Parlementer Rejim
Kısaca: Parlementer rejim Devlet başkanının başkanlığındaki yürütme organı ile yasama organı arasındaki kuvvetler ayrılığının yumuşak olduğu, organlar arasındaki hukuki münasebetlerin eşitlik (müsavat) ve denge (muvazene)ye dayandığı bir temsili rejim. ...devamı ☟
Her meclis parlamento demek olmadığı gibi, her parlamentolu hükümet, parlamenter hükümet yahut parlamenter rejim demek değildir. Parlamenter rejim, parlamentosu olan rejim demek değildir. Her parlamenter rejimin parlamentosu vardır; fakat her parlamentosu bulunan rejim parlamenter rejim demek değildir. Eğer böyle demek olsaydı, bugün demokratik memleketlerdeki hükümet şekillerinin hepsine parlamenter rejim denilmesi gerekirdi; çünkü bunların hepsinin parlamentosu vardır.

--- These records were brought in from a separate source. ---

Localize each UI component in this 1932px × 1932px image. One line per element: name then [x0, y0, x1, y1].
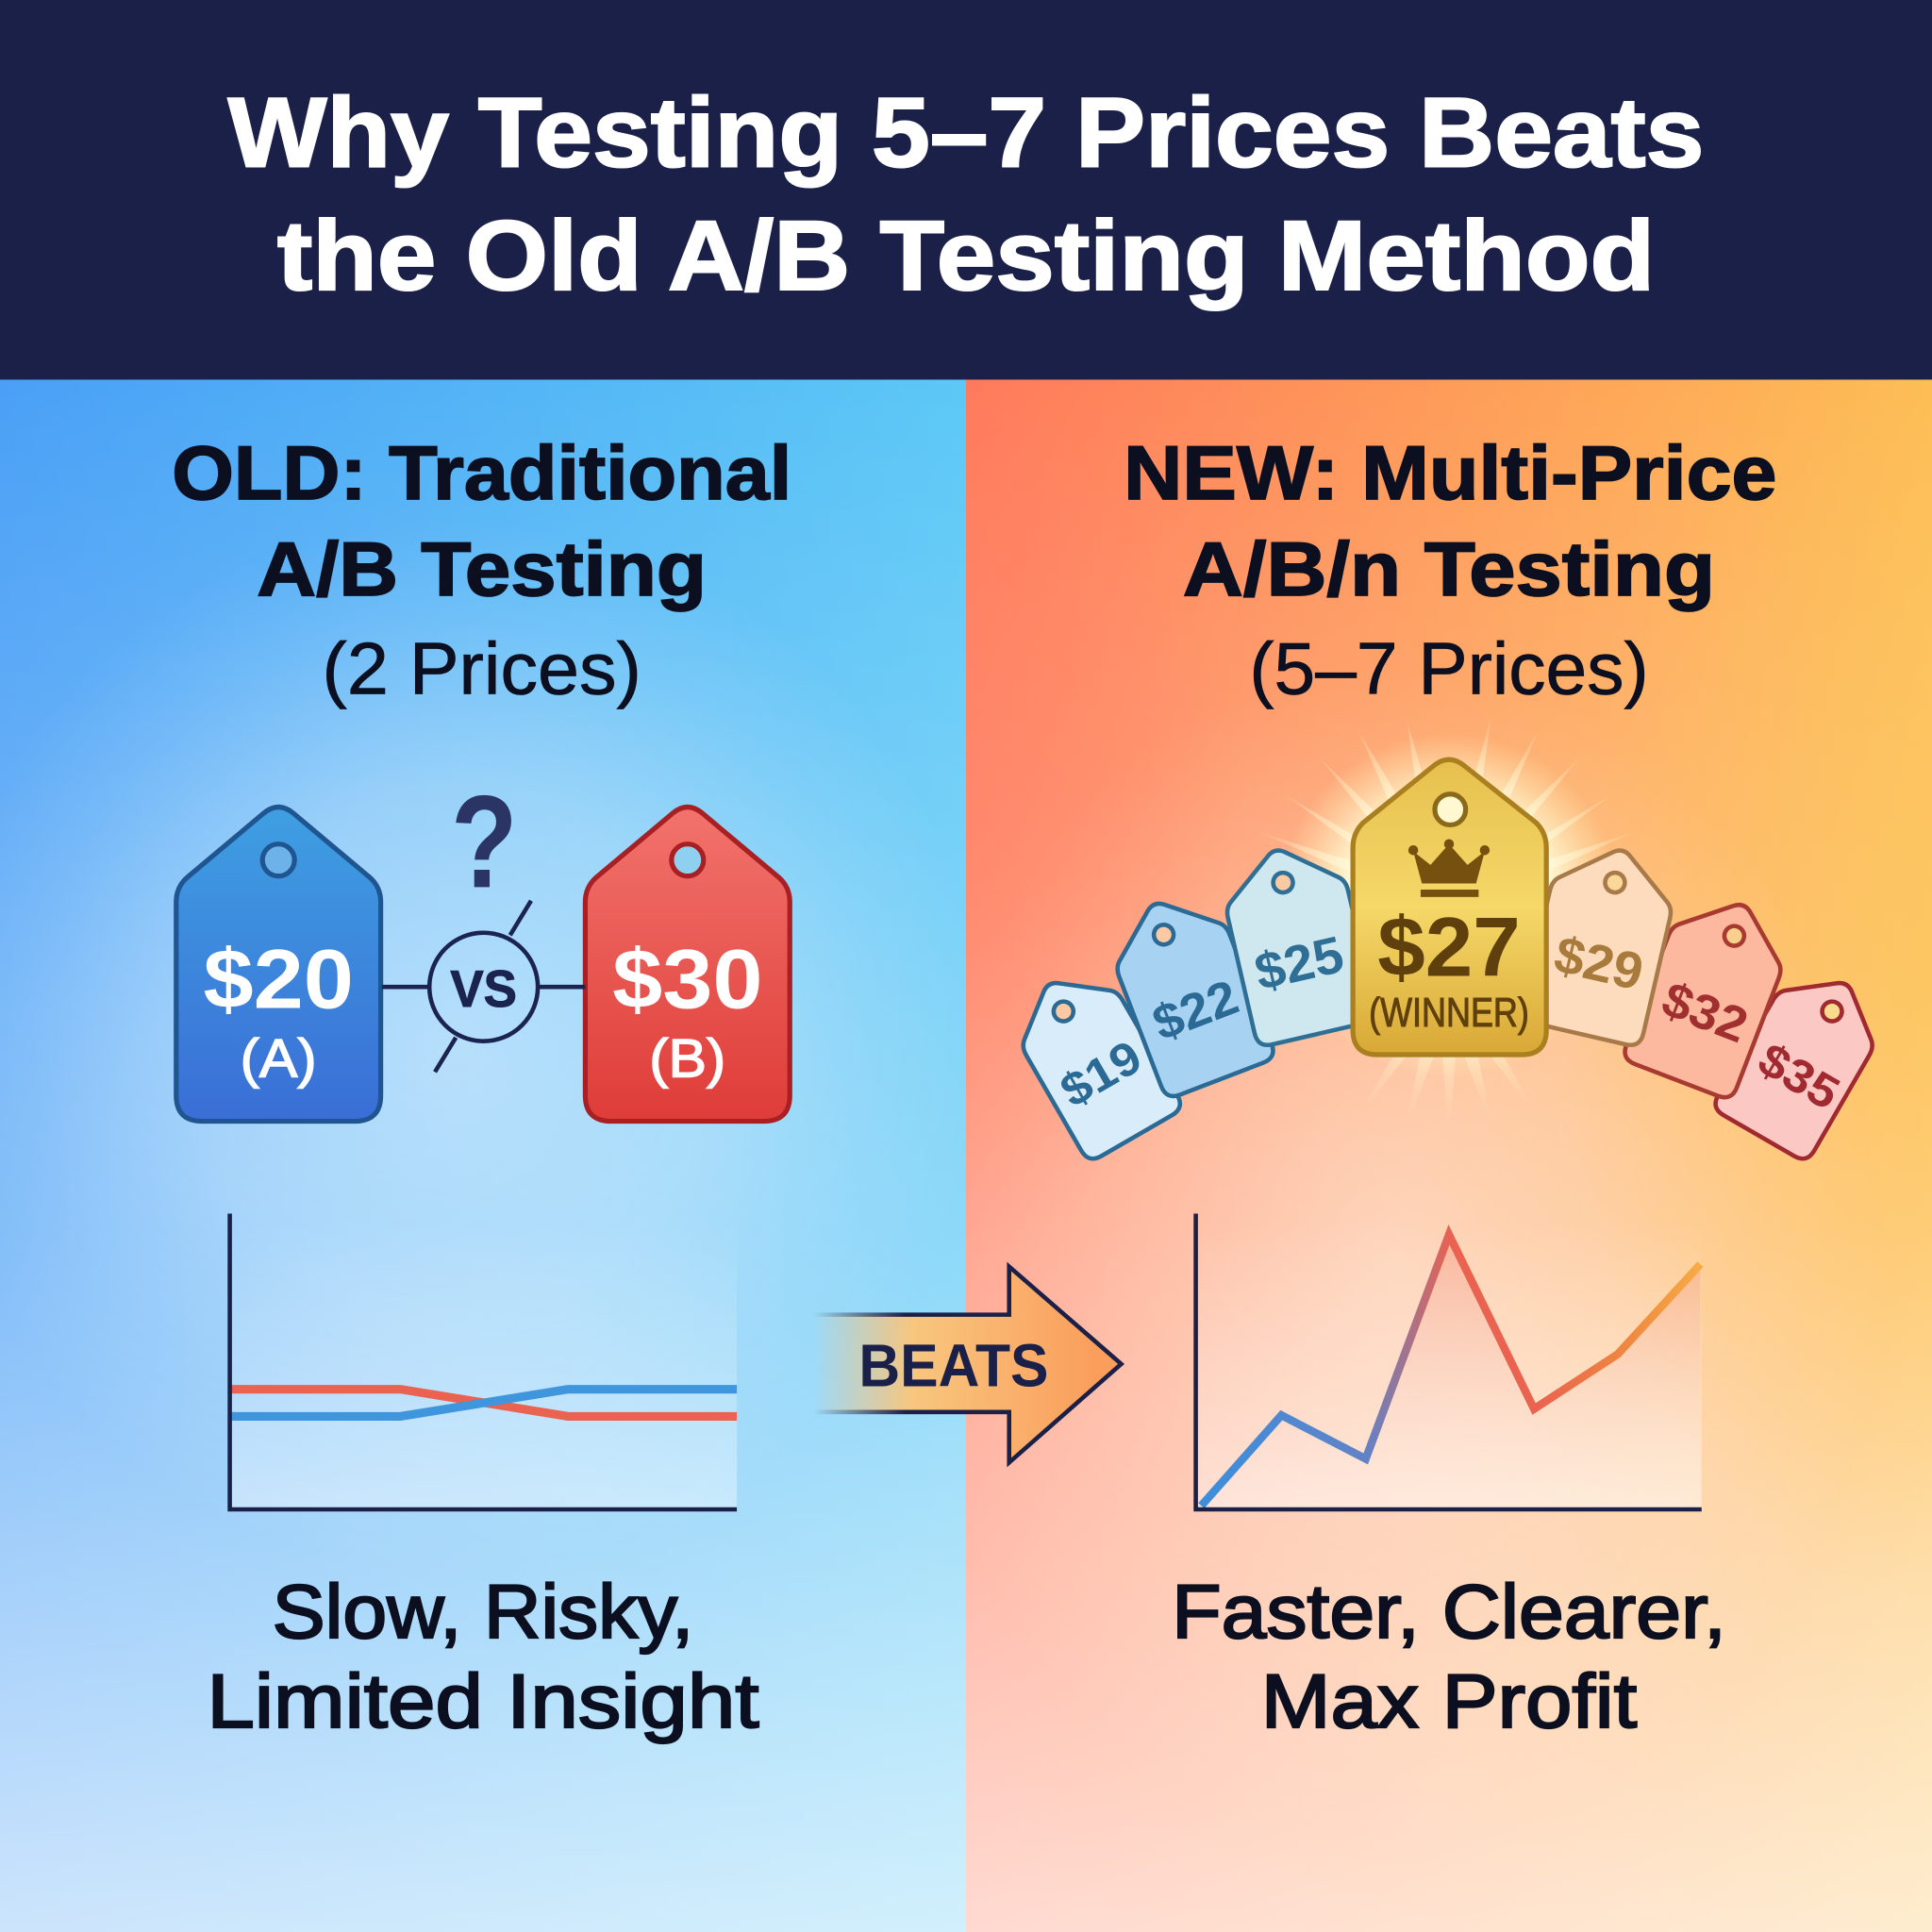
caption: new method: Faster, Clearer,: [1172, 1570, 1726, 1655]
tag $32: $32: [1655, 972, 1755, 1054]
chart: rising multi-price line: [1196, 1214, 1702, 1509]
winner glow rays: [1258, 718, 1635, 1136]
price tag A: [176, 808, 381, 1122]
tag $27 winner: (WINNER): [1369, 991, 1529, 1036]
tag $35: [1711, 957, 1894, 1163]
chart: flat A/B lines: [230, 1214, 737, 1509]
heading: new method: (5–7 Prices): [1249, 626, 1649, 709]
heading: new method: NEW: Multi-Price: [1124, 431, 1776, 516]
price tag B: $30: [612, 932, 762, 1025]
tag $27 winner: $27: [1377, 900, 1521, 993]
tag $22: $22: [1145, 970, 1245, 1052]
caption: new method: Max Profit: [1261, 1659, 1637, 1744]
heading: new method: A/B/n Testing: [1183, 527, 1715, 612]
heading: old method: [172, 431, 791, 709]
panel: new method background: [966, 379, 1932, 1932]
price tag A: $20: [204, 932, 354, 1025]
tag $22: [1100, 883, 1277, 1100]
title line 1: Why Testing 5–7 Prices Beats: [228, 77, 1704, 188]
question mark: ?: [451, 767, 518, 915]
heading: old method: OLD: Traditional: [172, 431, 791, 516]
versus badge: VS: [450, 959, 517, 1018]
arrow: beats: [813, 1267, 1122, 1462]
price tag B: [585, 808, 790, 1122]
caption: old method: [207, 1570, 759, 1744]
icon: crown: [1408, 839, 1490, 897]
tag $35: $35: [1749, 1032, 1848, 1120]
tag $29: $29: [1549, 924, 1649, 1002]
tag $25: $25: [1249, 924, 1349, 1002]
tag $19: [1002, 957, 1185, 1163]
heading: old method: A/B Testing: [257, 527, 707, 612]
tag $29: [1520, 837, 1682, 1048]
arrow: beats: BEATS: [858, 1331, 1049, 1399]
panel: old method background: [0, 379, 986, 1932]
heading: new method: [1124, 431, 1776, 709]
price tag B: (B): [649, 1029, 725, 1090]
title line 2: the Old A/B Testing Method: [277, 201, 1655, 311]
tag $32: [1621, 885, 1798, 1101]
tag $27 winner: [1353, 759, 1546, 1055]
tag $19: $19: [1052, 1030, 1150, 1118]
price tag A: (A): [241, 1029, 317, 1090]
caption: new method: [1172, 1570, 1726, 1744]
caption: old method: Slow, Risky,: [273, 1570, 693, 1655]
tag $25: [1216, 837, 1378, 1048]
versus badge: [382, 901, 585, 1072]
heading: old method: (2 Prices): [323, 626, 641, 709]
caption: old method: Limited Insight: [207, 1659, 759, 1744]
header banner: [0, 0, 1932, 379]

Kitaplarda, parlamenter hükümet, parlamenterizm tabirleri kullanılır. Farklı ifadelere rağmen hepsi de aynı anlamı taşır.
Parlamenter hükümet sistemi, devletin, şekline bağlı değildir. Monarşilerde de, cumhuriyetlerde de yaşayabilir. Fakat otoriter ve totaliter rejimlerle bağdaşmaz. Parlamenter hükümet sistemi, İngiltere'de doğdu. Tıpkı kuvvetler ayrılığı prensibi gibi parlamenterizm de insan kafasından doğmuş mücerret bir sistem olmayıp, tarihi bir gelişmenin muayyen bir devresindeki prensip ve unsurları ihtiva eylemektedir. Yani önce tatbikatı görülmüş, sonra kitaplarda formüle edilmiştir.
Parlamenter rejimde kuvvetler ayrılığı gayet yumuşak, organların birbirleriyle münasebetleri ve faaliyet ortaklığı gayet sıkıdır. Parlamenter rejimde hiçbir büyük devlet işi yoktur ki, parlamento ile hükümetin elele verip ortak çalışması sonucu olmasın. Her iki organın da birbirlerinin faaliyet sahalarında karşılıklı olarak hak ve yetkileri vardır. Mesela kanunların yapılmasında, teklifinde, müzakeresinde hükümetle parlamento ortak çalışırlar.
Parlamenter hükümet sisteminde kuvvetler arasında eşitlik ve denge prensibi olduğu için, parlamento gerektiğinde hükümeti düşürebilmekte, hükümet de şartların gerçekleşmesi halinde parlamentoyu feshederek seçimlere gidebilmekte, halkın reyine müracaat edilmektedir. Her iki kuvvet arasındaki eşitlik ve denge prensibi sonucu bir kuvvetin diğerini ezmesinin önüne geçilmek istenmiştir.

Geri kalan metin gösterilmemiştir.